I'm sure I'll have lots of questions regarding this endeavor and I'm glad to be a part of your forum.

Many thanks,
PN


----------



## bobj3 (Jan 17, 2006)

Hi PN

Take peek at the one below,, it should help  it's about a hour long or you can download it and view it off line.

http://www.woodworkingonline.com/?s=machine+cut+dovetails

===========



PencilNeck said:


> Hello All!
> 
> I'm PencilNeck and just joined your forum. I'm a brown belt in woodworking. I have used routers for just about everything except Jigs. In fact, I have never even seen anyone use one before. I just purchased a Rockler 12" Dovetail jig. The instructions are written for someone with experience with these tools and I have none. I was wondering if anyone knows of a video for purchase that would help me understand how to use this Jig.
> 
> ...


----------



## PencilNeck (Feb 7, 2009)

Thanks Bob J.,

I have a satellite connection and limited in my daily downloads, but I'll give it try.

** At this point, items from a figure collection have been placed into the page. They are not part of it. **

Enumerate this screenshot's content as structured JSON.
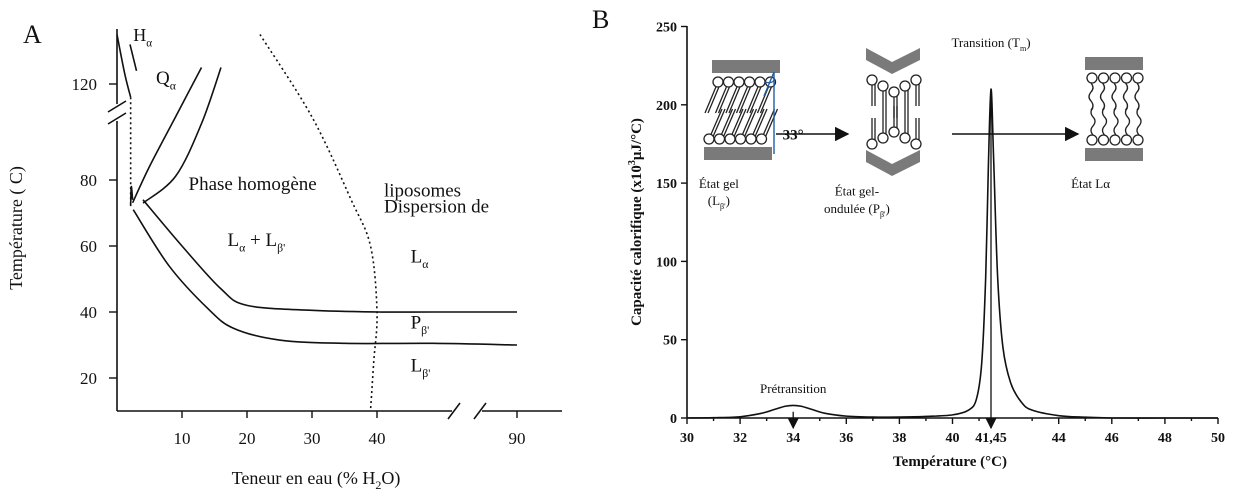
{
  "chart_data": [
    {
      "panel_label": "A",
      "type": "line",
      "xlabel_parts": [
        "Teneur en eau (% H",
        "2",
        "O)"
      ],
      "ylabel": "Température ( C)",
      "xlim": [
        0,
        100
      ],
      "ylim": [
        10,
        135
      ],
      "x_ticks": [
        10,
        20,
        30,
        40,
        90
      ],
      "y_ticks": [
        20,
        40,
        60,
        80,
        120
      ],
      "axis_breaks": [
        "y between 80 and 120",
        "x between 40 and 90"
      ],
      "grid": false,
      "regions": [
        {
          "name": "H",
          "sub": "α",
          "x": 2.5,
          "y": 133
        },
        {
          "name": "Q",
          "sub": "α",
          "x": 6,
          "y": 120
        },
        {
          "name": "Phase homogène",
          "x": 11,
          "y": 77
        },
        {
          "name": "L",
          "sub": "α",
          "mid": " + L",
          "sub2": "β'",
          "x": 17,
          "y": 60
        },
        {
          "name": "Dispersion de",
          "x": 42.5,
          "y": 81
        },
        {
          "name": "liposomes",
          "x": 42.5,
          "y": 75
        },
        {
          "name": "L",
          "sub": "α",
          "x": 52,
          "y": 55
        },
        {
          "name": "P",
          "sub": "β'",
          "x": 52,
          "y": 35
        },
        {
          "name": "L",
          "sub": "β'",
          "x": 52,
          "y": 22
        }
      ],
      "series": [
        {
          "id": "H-Q boundary",
          "x": [
            2,
            3
          ],
          "y": [
            132,
            124
          ]
        },
        {
          "id": "left boundary",
          "x": [
            0,
            1.2,
            2.1
          ],
          "y": [
            135,
            123,
            116
          ]
        },
        {
          "id": "left boundary lower",
          "x": [
            2.1,
            2.2,
            2.4
          ],
          "y": [
            83,
            78,
            74
          ]
        },
        {
          "id": "Q-homogeneous inner",
          "x": [
            2.4,
            5,
            9,
            13
          ],
          "y": [
            84,
            95,
            110,
            125
          ]
        },
        {
          "id": "Q-homogeneous outer",
          "x": [
            4,
            9,
            13,
            16
          ],
          "y": [
            73,
            92,
            108,
            125
          ]
        },
        {
          "id": "upper transition L-alpha",
          "x": [
            4,
            10,
            16,
            20,
            30,
            40,
            60,
            100
          ],
          "y": [
            74,
            60,
            47,
            42,
            40.5,
            40,
            40,
            40
          ]
        },
        {
          "id": "lower transition P-beta",
          "x": [
            2.5,
            8,
            14,
            18,
            25,
            35,
            60,
            100
          ],
          "y": [
            71,
            54,
            41,
            35,
            31.5,
            30.5,
            30.5,
            30
          ]
        },
        {
          "id": "liposome dispersion limit",
          "x": [
            22,
            30,
            36,
            39,
            40,
            39.5,
            39
          ],
          "y": [
            135,
            110,
            85,
            60,
            40,
            25,
            10
          ]
        }
      ]
    },
    {
      "panel_label": "B",
      "type": "line",
      "title": "",
      "xlabel": "Température (°C)",
      "ylabel": "Capacité calorifique (x10",
      "ylabel_sup": "3",
      "ylabel_tail": "μJ/°C)",
      "xlim": [
        30,
        50
      ],
      "ylim": [
        0,
        250
      ],
      "x_ticks": [
        "30",
        "32",
        "34",
        "36",
        "38",
        "40",
        "41,45",
        "44",
        "46",
        "48",
        "50"
      ],
      "x_tick_values": [
        30,
        32,
        34,
        36,
        38,
        40,
        41.45,
        44,
        46,
        48,
        50
      ],
      "y_ticks": [
        0,
        50,
        100,
        150,
        200,
        250
      ],
      "grid": false,
      "series": [
        {
          "name": "",
          "x": [
            30,
            31,
            32,
            32.8,
            33.3,
            33.7,
            34,
            34.3,
            34.7,
            35.2,
            36,
            37,
            38,
            39,
            40,
            40.6,
            40.9,
            41.1,
            41.25,
            41.35,
            41.45,
            41.55,
            41.7,
            41.9,
            42.2,
            42.6,
            43,
            44,
            45,
            46,
            48,
            50
          ],
          "y": [
            0,
            0.2,
            0.8,
            3,
            5.5,
            7.5,
            8,
            7.5,
            5.5,
            3,
            1.2,
            0.6,
            0.6,
            1,
            2,
            5,
            12,
            35,
            90,
            160,
            210,
            165,
            90,
            45,
            22,
            10,
            5,
            1.5,
            0.5,
            0,
            0,
            0
          ]
        }
      ],
      "annotations": [
        {
          "text": "Prétransition",
          "x": 34,
          "y": 16
        },
        {
          "text": "Transition (T",
          "sub": "m",
          "tail": ")",
          "x": 41.45,
          "y": 237
        },
        {
          "text": "État gel",
          "x": 31.2,
          "y": 147
        },
        {
          "text": "(L",
          "sub": "β'",
          "tail": ")",
          "x": 31.2,
          "y": 136
        },
        {
          "text": "État gel-",
          "x": 36.4,
          "y": 142
        },
        {
          "text": "ondulée (P",
          "sub": "β'",
          "tail": ")",
          "x": 36.4,
          "y": 131
        },
        {
          "text": "État Lα",
          "x": 45.2,
          "y": 147
        },
        {
          "text": "33°",
          "x": 33.6,
          "y": 178,
          "color": "#d8232a"
        }
      ],
      "markers": [
        {
          "x": 34,
          "label": "34"
        },
        {
          "x": 41.45,
          "label": "41,45"
        }
      ]
    }
  ],
  "colors": {
    "ink": "#111111",
    "angle_label": "#d8232a",
    "angle_line": "#1f5fa8",
    "bilayer_band": "#7a7a7a"
  }
}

Thanks for all the links, I'm sure they will be a help.

Cheers,
PN


----------



## Dr.Zook (Sep 10, 2004)

Drew, welcome to the forums. Glad to have you as a member.


----------



## Bruceh (Feb 7, 2009)

Hello Drew,

My 12" dovetail jig is a Porter Cable and functions similar but probably not exactly. I just went to Rockler's web site and they do have a short video there.

http://www.rockler.com/product.cfm?Offerings_ID=17367&TabSelect=Videos

The video that BobJ mentioned is for the PC jig I have. I didn't watch it but it might give you some god ideas.

I figured mine out from reading and re-rereading and then reading again the manual that came with it.

I have mainly done half blind dovetails as it only requires one bit where you have to use 2 bits (on mine) for a thru dovetail.

Once you get onto it - it sure is slick to cut them.

Take care and have fun.
Bruce


----------